The Justice Department is still investigating the leak, but it is unlikely that Rove will ever be called to testify before a GOP controlled congress. The right-wing spinners are working overtime to ensure the waters are muddied enough to make it appear as if Rove did nothing wrong, however it’s been confirmed that Rove did in fact speak about Plame to reporters. Of that there is no doubt.
Whether or not Rove actually said the words “Valerie-Plame-is-a-CIA-agent” is irrelevant, he was obviously talking about her with reporters without a security clearance. You don’t always have to spell it out in uncertain terms.
For a smart guy, Rove has been incredibly stupid. He’s shown the people on the front lines their sacrifices don’t really matter to him as much as beltway politics. The guy who put Bush into office and orchestrated the spin campaign that sent soldiers off to die can’t see that outing a CIA agent because her husband publicly criticized the administration is a bad idea.
It communicates to the intelligence officers overseas right now, trying to recruit and dig up intelligence, that guys they risk their lives for back home use their hard-earned commodity for partisan bickering and political capital.
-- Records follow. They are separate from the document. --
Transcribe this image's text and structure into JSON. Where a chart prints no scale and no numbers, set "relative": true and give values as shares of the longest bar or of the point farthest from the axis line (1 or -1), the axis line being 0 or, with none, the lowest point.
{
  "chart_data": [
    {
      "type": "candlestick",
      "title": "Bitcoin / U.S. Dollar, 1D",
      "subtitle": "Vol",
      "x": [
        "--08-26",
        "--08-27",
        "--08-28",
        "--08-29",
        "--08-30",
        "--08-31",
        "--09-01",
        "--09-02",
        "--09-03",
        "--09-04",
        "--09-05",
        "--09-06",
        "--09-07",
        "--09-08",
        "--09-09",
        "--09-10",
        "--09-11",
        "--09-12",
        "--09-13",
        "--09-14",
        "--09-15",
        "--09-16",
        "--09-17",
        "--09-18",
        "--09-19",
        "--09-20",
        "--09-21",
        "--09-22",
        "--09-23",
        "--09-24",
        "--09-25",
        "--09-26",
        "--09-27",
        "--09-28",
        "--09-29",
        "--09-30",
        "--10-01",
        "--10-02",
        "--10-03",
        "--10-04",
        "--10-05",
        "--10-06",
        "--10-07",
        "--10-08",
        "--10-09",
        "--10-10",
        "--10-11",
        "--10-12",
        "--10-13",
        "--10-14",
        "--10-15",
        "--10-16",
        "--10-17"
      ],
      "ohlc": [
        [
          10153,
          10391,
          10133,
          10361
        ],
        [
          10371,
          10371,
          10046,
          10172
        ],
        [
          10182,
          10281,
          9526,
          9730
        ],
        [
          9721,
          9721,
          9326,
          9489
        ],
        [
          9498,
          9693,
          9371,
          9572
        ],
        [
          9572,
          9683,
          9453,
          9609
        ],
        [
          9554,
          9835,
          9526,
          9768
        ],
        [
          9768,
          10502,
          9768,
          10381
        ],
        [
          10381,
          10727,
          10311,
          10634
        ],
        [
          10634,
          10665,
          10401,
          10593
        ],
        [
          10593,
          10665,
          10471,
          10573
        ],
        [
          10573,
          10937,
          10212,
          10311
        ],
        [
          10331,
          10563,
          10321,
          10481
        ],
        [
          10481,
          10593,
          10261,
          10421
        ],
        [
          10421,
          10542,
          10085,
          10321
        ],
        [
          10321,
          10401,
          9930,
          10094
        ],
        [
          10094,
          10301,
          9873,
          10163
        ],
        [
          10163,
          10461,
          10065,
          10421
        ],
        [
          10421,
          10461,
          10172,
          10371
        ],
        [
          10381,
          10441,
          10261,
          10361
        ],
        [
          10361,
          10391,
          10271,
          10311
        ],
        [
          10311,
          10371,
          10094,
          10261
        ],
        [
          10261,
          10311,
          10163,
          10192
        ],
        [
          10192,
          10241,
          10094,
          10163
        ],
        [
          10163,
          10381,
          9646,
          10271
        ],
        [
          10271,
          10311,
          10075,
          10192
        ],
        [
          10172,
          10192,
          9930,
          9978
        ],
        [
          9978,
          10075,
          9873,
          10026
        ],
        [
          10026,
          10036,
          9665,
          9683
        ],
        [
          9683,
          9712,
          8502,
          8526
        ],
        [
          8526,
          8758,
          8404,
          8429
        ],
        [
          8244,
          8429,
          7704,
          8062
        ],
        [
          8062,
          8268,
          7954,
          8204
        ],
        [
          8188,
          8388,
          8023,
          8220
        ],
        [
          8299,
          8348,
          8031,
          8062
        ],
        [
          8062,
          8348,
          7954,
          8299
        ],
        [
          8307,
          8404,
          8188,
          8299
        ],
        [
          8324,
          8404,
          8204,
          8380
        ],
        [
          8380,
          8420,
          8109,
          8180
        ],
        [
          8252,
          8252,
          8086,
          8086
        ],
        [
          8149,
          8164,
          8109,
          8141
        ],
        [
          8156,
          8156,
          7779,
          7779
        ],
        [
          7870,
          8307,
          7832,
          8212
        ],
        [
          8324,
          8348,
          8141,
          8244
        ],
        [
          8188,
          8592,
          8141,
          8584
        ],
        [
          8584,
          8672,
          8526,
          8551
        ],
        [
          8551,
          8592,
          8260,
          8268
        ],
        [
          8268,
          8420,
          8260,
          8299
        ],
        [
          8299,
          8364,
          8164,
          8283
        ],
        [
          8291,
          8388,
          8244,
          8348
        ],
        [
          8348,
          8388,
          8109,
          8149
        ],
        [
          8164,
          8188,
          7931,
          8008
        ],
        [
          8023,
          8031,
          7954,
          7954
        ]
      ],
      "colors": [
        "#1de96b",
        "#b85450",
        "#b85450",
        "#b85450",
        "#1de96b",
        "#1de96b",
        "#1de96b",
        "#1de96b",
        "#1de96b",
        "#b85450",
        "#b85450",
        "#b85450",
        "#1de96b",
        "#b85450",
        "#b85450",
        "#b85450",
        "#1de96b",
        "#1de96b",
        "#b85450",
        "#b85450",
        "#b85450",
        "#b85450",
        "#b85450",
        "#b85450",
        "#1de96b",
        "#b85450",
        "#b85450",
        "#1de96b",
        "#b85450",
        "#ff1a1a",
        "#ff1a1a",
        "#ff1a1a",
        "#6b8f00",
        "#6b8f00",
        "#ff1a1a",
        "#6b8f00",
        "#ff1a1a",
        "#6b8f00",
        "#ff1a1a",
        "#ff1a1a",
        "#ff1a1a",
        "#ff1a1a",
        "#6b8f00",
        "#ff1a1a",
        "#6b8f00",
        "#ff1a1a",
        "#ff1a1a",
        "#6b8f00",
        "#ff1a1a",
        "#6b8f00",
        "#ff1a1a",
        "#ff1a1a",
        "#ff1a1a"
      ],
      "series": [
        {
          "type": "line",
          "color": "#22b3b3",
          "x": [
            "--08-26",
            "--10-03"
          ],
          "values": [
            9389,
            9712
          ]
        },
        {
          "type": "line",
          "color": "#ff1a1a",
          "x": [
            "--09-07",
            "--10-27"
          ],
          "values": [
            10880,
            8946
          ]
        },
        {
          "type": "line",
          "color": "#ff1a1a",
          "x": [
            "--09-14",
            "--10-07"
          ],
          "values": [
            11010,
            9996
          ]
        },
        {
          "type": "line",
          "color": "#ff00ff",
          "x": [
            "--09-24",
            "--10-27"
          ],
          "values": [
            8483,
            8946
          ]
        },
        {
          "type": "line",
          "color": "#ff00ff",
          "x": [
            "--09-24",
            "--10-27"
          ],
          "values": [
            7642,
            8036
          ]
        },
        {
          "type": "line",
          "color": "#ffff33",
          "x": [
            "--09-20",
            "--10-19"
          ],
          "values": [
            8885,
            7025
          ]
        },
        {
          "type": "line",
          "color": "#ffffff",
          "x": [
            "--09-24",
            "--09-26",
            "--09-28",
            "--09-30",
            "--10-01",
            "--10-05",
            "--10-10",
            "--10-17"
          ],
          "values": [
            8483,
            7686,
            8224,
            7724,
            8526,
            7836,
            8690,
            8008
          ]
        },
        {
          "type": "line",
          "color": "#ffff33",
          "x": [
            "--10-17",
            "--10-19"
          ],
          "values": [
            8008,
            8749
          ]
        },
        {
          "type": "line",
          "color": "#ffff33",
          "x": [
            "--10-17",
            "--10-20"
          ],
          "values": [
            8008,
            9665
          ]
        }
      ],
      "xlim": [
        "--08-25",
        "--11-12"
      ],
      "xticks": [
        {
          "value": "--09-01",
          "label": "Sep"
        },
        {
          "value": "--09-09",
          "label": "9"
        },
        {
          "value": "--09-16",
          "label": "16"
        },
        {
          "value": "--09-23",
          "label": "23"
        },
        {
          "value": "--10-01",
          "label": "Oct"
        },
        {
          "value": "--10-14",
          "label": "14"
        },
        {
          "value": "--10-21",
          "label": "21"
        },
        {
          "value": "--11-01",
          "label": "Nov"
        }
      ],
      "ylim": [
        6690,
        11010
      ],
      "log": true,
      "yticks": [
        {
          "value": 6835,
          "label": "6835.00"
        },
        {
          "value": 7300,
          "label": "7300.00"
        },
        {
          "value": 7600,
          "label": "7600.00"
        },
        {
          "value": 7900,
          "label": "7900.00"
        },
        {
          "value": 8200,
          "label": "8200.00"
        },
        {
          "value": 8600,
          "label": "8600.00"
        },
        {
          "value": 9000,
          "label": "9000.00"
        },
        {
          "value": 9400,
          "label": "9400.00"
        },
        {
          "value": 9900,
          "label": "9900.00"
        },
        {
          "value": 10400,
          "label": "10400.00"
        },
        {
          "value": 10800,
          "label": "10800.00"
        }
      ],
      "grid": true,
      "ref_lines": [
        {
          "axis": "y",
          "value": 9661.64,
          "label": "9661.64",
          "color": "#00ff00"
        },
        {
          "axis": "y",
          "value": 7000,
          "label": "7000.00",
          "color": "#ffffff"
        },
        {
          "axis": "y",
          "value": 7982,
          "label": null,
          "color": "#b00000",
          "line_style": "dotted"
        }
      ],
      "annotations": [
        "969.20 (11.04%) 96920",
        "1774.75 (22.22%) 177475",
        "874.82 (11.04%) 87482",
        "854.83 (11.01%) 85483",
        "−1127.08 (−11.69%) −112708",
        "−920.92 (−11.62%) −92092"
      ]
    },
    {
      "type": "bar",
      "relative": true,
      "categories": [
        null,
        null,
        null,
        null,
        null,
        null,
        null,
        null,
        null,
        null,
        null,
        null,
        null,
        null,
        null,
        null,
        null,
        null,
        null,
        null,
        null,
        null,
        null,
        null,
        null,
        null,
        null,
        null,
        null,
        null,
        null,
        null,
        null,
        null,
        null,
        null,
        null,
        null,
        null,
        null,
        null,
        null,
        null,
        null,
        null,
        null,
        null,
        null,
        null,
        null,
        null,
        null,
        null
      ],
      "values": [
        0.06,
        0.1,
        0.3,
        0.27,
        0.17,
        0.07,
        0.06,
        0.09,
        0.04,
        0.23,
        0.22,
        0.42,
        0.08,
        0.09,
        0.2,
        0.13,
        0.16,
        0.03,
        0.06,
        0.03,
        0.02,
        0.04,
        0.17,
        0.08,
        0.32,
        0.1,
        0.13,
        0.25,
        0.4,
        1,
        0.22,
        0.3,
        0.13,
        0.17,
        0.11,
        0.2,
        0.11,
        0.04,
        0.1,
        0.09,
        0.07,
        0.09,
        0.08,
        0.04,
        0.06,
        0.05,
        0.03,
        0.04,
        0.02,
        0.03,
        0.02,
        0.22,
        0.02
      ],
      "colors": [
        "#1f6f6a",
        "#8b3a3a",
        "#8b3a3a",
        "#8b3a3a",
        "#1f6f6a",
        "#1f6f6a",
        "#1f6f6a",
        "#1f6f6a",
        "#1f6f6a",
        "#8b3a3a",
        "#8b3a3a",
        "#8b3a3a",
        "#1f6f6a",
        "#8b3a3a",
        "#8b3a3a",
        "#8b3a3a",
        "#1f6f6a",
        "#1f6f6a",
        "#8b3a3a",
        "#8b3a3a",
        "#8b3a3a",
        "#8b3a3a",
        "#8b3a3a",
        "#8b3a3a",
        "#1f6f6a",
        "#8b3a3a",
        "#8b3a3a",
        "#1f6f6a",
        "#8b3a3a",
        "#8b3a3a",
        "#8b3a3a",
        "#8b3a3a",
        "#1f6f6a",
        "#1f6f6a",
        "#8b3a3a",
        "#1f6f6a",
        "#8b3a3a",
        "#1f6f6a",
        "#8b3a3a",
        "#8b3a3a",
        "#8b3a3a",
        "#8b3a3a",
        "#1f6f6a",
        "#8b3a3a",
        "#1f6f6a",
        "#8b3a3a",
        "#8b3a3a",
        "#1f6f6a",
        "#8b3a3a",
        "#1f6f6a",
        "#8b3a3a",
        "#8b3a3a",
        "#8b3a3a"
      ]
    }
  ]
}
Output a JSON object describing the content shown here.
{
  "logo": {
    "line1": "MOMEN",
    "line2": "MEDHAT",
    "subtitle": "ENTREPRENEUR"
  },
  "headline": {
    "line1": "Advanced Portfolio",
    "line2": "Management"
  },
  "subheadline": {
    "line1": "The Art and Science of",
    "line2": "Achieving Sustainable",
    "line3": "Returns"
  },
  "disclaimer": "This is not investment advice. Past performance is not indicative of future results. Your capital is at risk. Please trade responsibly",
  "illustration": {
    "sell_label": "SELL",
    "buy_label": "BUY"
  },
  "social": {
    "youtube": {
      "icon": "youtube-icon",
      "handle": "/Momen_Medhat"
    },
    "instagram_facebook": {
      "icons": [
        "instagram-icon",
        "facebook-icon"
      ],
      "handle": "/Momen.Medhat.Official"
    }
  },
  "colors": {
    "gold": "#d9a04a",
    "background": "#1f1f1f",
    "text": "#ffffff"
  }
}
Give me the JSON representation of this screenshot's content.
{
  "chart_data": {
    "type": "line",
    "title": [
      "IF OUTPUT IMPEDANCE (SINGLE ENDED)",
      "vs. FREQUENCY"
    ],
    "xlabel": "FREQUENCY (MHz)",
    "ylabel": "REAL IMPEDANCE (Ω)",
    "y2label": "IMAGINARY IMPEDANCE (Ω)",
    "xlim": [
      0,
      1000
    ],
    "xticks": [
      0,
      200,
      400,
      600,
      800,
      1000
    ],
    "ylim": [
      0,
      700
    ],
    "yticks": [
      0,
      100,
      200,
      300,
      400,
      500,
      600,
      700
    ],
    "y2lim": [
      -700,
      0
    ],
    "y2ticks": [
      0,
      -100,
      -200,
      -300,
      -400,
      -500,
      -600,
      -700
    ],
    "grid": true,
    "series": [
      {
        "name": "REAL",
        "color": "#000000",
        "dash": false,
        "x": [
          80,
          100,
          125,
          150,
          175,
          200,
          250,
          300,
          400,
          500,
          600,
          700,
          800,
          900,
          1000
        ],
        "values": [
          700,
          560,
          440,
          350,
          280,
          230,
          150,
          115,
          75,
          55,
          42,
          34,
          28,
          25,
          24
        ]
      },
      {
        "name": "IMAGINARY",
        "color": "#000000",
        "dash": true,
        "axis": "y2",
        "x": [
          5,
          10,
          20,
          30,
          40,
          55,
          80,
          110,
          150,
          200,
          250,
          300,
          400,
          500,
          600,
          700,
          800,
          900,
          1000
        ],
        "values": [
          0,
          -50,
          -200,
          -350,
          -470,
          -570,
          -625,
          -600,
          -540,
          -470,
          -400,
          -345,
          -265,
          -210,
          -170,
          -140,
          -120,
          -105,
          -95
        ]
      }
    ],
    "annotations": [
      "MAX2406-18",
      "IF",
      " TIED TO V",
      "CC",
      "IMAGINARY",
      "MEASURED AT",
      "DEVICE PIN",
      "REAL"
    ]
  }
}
Know what happens when a CIA officer’s cover is blown? Everyone they ever came into contact with becomes a suspect in their respected circles. And Valerie Plame wasn’t simply some CIA desk jockey-like the GOP spinners are saying-she was an “unofficial,” which means: SPY.
Potential sources overseas are likely to run the other direction if approached by the CIA when the directors of intelligence obviously care more about politics than cracking the insurgency in Iraq(which by the way, requires a strong intelligence network). The sooner we do that, the sooner the troops come home. And Karl Rove obviously doesn’t give a rat’s ass about that.